The stinging attack from Southern Cross came after the Herald revealed Auckland's three district health boards planned to publicly consult on scrapping public funding for private lab tests.
The $5.6 million saving to the health boards would backfire, costing the region's private and public health users more in the long run, Southern Cross Healthcare Group chief executive Dr Ian McPherson said.
The average lab-test claims for Southern Cross members were close to $90 per test.
"The idea is nothing more than a blatant cost-shift from the public health system to New Zealand's private patients. And in many cases the sums will be significant," Dr McPherson said.

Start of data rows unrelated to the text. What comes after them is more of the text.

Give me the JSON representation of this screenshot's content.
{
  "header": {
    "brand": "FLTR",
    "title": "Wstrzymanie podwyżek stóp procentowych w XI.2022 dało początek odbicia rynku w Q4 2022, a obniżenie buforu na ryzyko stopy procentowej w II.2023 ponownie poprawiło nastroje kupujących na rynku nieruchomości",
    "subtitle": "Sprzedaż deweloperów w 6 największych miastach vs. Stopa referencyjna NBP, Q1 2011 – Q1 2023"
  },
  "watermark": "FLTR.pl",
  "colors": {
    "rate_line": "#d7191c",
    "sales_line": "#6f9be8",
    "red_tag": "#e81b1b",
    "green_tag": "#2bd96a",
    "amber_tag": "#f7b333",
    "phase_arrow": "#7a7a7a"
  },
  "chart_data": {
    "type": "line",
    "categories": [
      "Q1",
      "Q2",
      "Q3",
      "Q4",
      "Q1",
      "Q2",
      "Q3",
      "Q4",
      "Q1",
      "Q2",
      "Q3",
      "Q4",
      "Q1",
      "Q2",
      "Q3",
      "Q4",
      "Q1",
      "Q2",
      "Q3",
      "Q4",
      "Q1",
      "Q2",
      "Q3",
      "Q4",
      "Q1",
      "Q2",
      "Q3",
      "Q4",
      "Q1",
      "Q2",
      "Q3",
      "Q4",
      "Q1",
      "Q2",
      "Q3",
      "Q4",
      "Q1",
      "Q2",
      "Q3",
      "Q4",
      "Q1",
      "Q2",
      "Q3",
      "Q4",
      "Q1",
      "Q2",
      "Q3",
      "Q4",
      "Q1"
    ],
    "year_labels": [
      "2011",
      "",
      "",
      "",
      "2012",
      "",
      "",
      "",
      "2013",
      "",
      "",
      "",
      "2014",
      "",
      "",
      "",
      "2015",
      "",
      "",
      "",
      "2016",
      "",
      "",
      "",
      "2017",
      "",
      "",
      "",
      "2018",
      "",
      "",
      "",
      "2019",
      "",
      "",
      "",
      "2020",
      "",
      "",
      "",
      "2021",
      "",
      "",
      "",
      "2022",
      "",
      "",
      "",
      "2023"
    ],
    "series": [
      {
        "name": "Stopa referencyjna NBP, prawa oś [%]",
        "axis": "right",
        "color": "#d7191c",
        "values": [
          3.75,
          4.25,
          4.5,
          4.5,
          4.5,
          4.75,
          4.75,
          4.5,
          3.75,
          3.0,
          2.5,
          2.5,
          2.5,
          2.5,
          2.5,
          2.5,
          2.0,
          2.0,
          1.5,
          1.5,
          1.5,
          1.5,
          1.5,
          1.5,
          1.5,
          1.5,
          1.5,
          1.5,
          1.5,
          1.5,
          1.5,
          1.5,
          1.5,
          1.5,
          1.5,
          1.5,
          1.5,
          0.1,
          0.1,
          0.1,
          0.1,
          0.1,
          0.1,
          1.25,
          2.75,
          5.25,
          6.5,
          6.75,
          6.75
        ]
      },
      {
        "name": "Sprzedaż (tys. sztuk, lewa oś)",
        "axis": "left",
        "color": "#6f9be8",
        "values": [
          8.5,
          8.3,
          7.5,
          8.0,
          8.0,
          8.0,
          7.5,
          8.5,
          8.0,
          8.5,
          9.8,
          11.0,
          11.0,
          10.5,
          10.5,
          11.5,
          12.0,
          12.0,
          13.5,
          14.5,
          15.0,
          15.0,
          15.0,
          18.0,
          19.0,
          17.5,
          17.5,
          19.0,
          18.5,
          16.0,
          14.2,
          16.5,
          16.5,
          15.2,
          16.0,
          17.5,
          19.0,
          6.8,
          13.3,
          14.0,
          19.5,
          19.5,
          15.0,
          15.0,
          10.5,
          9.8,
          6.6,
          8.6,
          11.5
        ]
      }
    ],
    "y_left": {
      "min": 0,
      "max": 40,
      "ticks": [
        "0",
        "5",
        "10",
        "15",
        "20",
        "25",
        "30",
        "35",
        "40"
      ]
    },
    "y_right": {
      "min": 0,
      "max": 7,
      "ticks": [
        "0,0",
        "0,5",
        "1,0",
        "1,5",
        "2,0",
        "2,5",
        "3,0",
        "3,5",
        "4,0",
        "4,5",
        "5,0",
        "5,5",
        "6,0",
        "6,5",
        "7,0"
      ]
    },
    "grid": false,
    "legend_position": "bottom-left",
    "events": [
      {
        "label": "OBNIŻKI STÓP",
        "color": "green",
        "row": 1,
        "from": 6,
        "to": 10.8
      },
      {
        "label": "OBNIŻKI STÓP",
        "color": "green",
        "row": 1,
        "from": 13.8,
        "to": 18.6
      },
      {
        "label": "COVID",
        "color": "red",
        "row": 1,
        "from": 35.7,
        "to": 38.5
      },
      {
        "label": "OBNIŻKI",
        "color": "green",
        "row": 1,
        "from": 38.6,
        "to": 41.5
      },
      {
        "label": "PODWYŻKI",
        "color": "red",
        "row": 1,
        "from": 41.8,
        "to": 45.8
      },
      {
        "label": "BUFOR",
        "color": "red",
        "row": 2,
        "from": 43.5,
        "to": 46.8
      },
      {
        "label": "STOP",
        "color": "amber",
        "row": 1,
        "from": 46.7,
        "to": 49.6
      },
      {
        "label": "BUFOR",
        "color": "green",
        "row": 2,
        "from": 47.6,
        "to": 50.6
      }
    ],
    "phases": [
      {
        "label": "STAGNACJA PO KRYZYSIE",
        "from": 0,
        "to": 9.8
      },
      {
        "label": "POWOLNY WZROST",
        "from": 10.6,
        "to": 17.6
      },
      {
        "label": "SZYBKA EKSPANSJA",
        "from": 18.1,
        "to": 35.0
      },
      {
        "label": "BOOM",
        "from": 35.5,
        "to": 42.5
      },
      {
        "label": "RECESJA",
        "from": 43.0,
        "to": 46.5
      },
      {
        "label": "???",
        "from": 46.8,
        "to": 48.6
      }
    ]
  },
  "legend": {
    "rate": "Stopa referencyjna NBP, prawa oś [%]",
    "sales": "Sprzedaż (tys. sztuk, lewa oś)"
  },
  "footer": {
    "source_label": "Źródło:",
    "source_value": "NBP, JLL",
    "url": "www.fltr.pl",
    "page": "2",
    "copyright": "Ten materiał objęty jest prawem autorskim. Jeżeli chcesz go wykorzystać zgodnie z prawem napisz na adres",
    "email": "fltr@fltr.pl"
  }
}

"If they go ahead with this, the DHBs will effectively be giving their lab contractors the opportunity to charge private patients what they like, and allowing them to add an administration fee on top."

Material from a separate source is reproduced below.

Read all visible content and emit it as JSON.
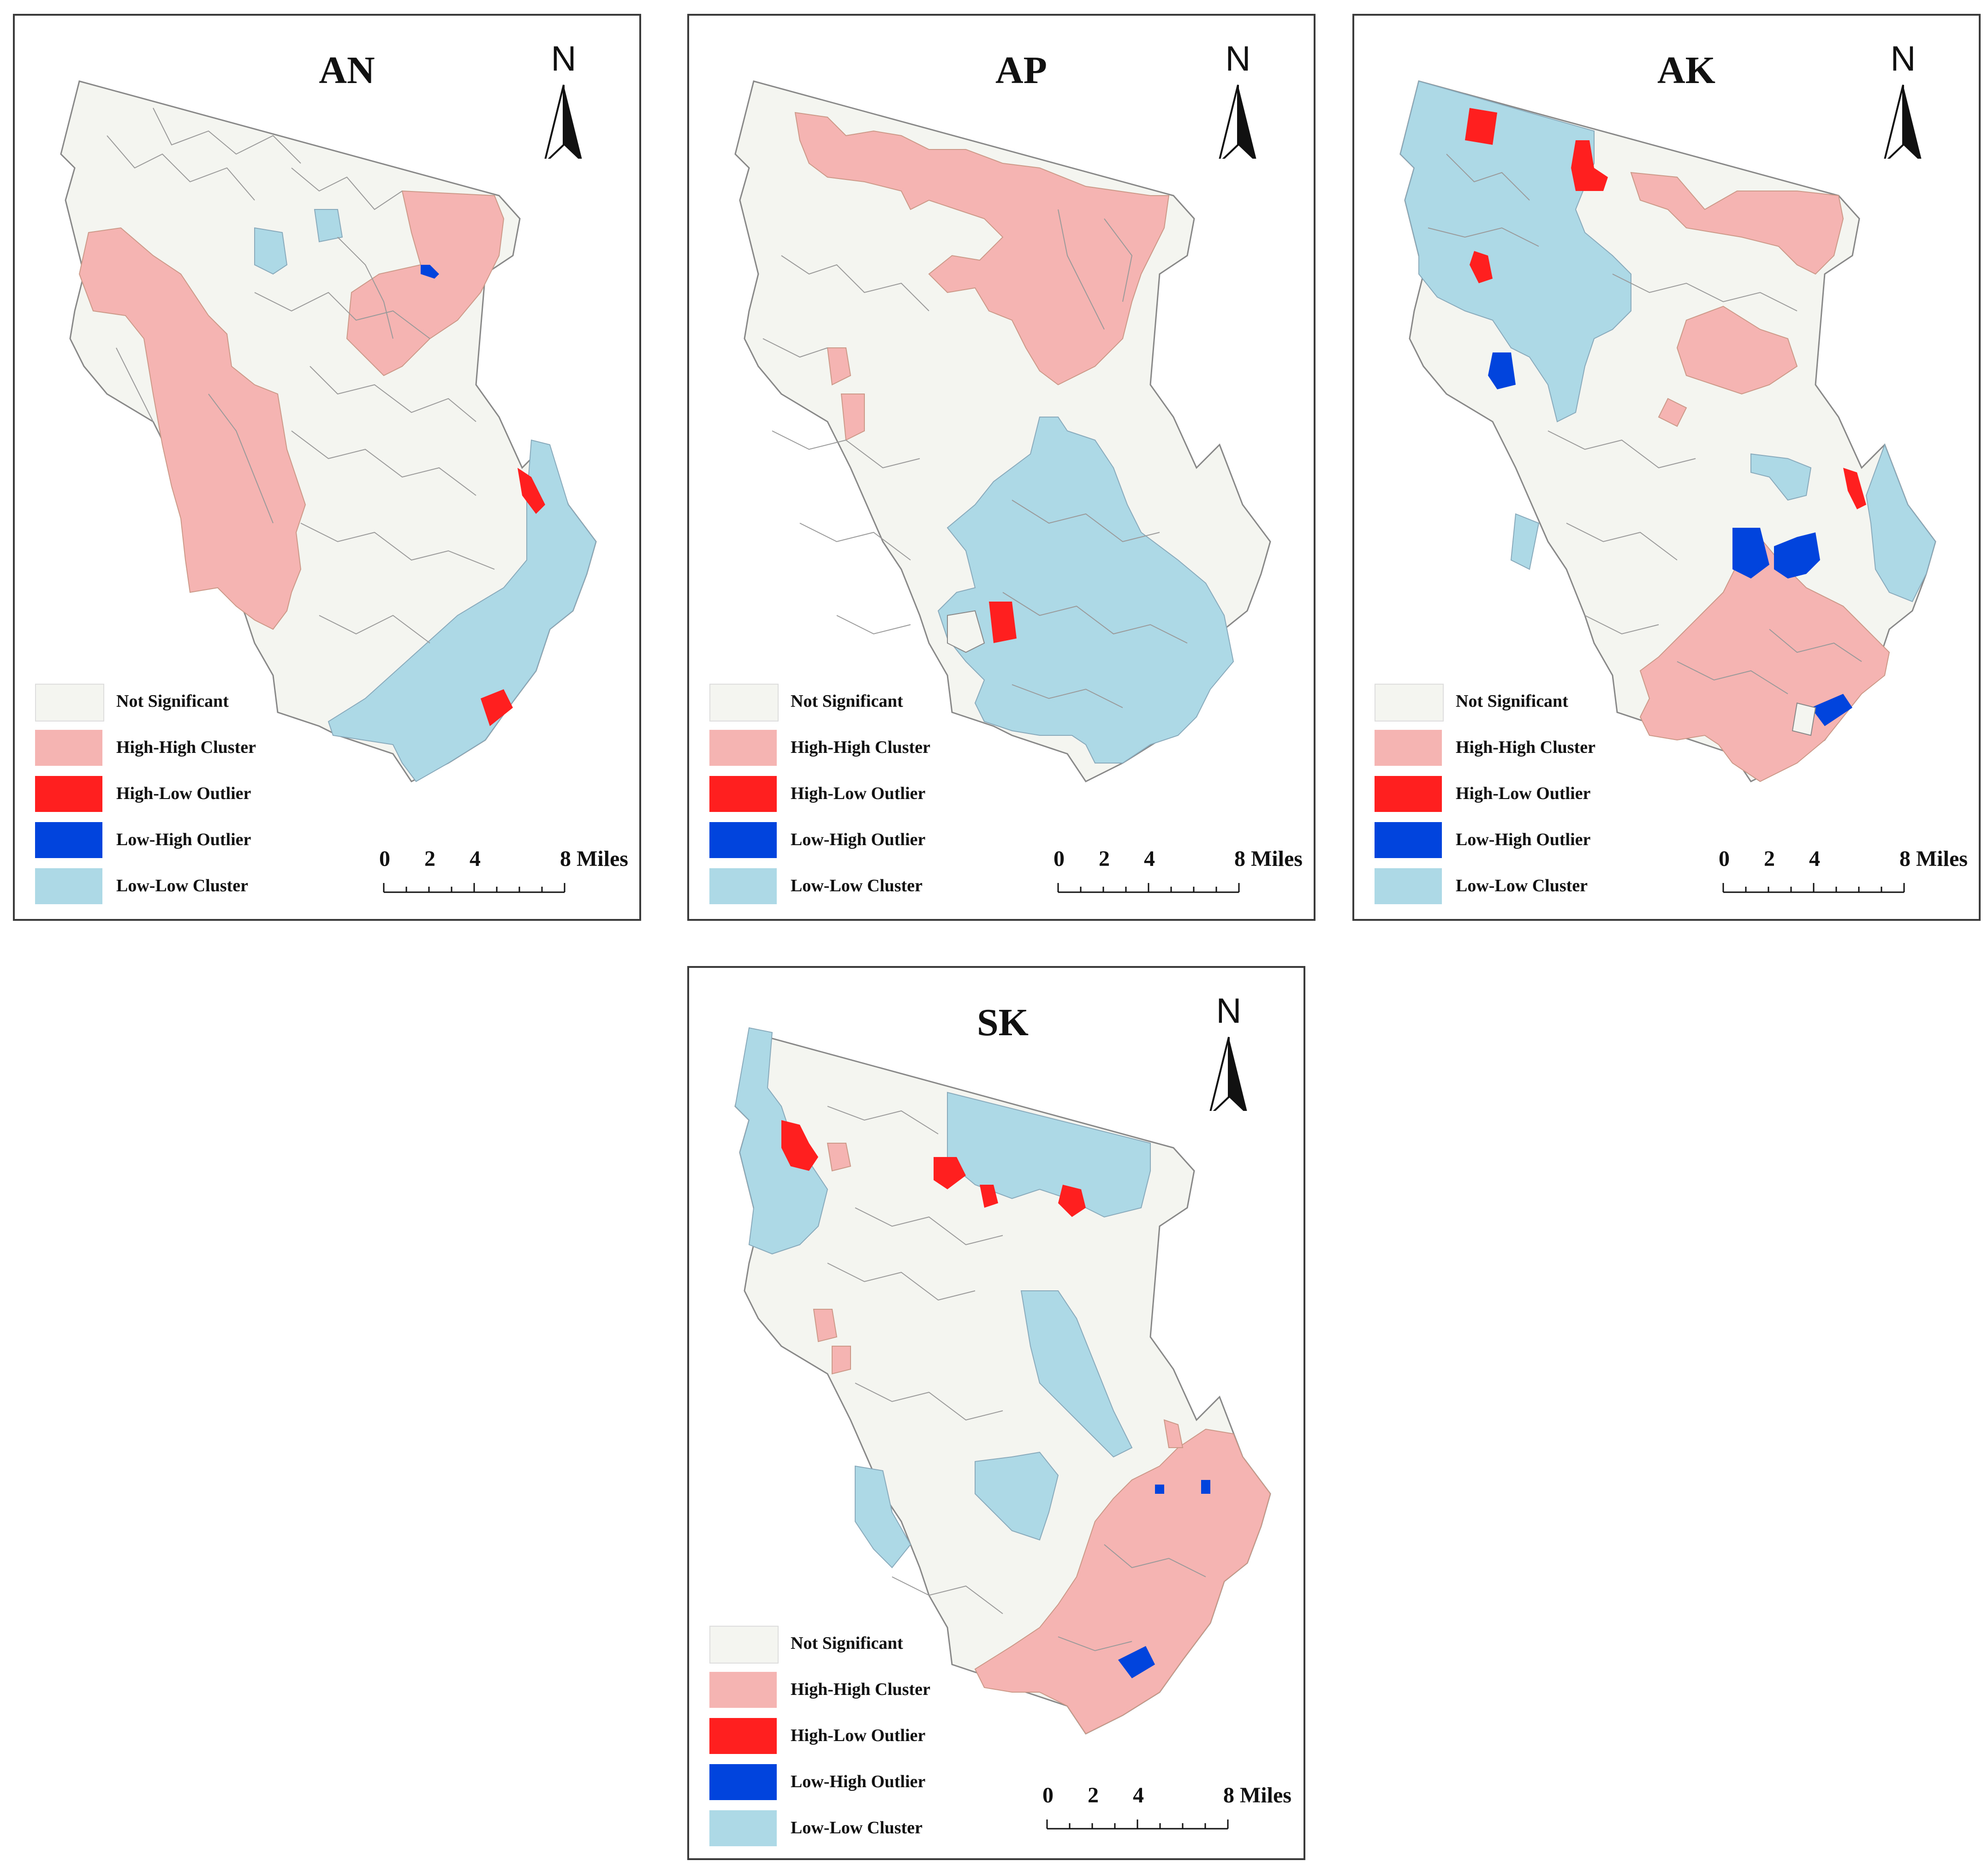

Wellington's Capital and Coast and Hutt Valley district health boards scrapped funding lab tests ordered by private specialists in 2006. That led to a $1.6 million bill for the tests in the first 10 months, with some tests costing $2400, he said.
"Auckland now wants to follow suit, and we encourage our members to make their views plain."
The Auckland boards' laboratory project manager, Tim Wood, told the Herald this week that any consulting on the proposed changes would allow the boards information to use if and when they needed to make a decision, rather than having to consult specially.
Otago and Southland district health boards both voted earlier this month to scrap the public funding.
But the "cost shift" was penalising people who were taking the strain off the public health system by paying for their own care, Dr McPherson said.
New Zealanders who pay to have private treatment saved the public system over $600 million for elective procedures each year.
"The private system does elective surgery for around 150,000 people each year. That's more than the entire public system does. ...
"Why burden people further who are taking responsibility for their own health care? The Government should be thanking them and making it easier, not harder."
Dr McPherson said there was a disturbing trend for health boards to regard private patients as wealthy individuals who could afford the additional costs of laboratory testing.
But one-third of the population - 1.4 million New Zealanders - had health insurance, and it was "a nonsense to pretend they were all wealthy people with no financial worries".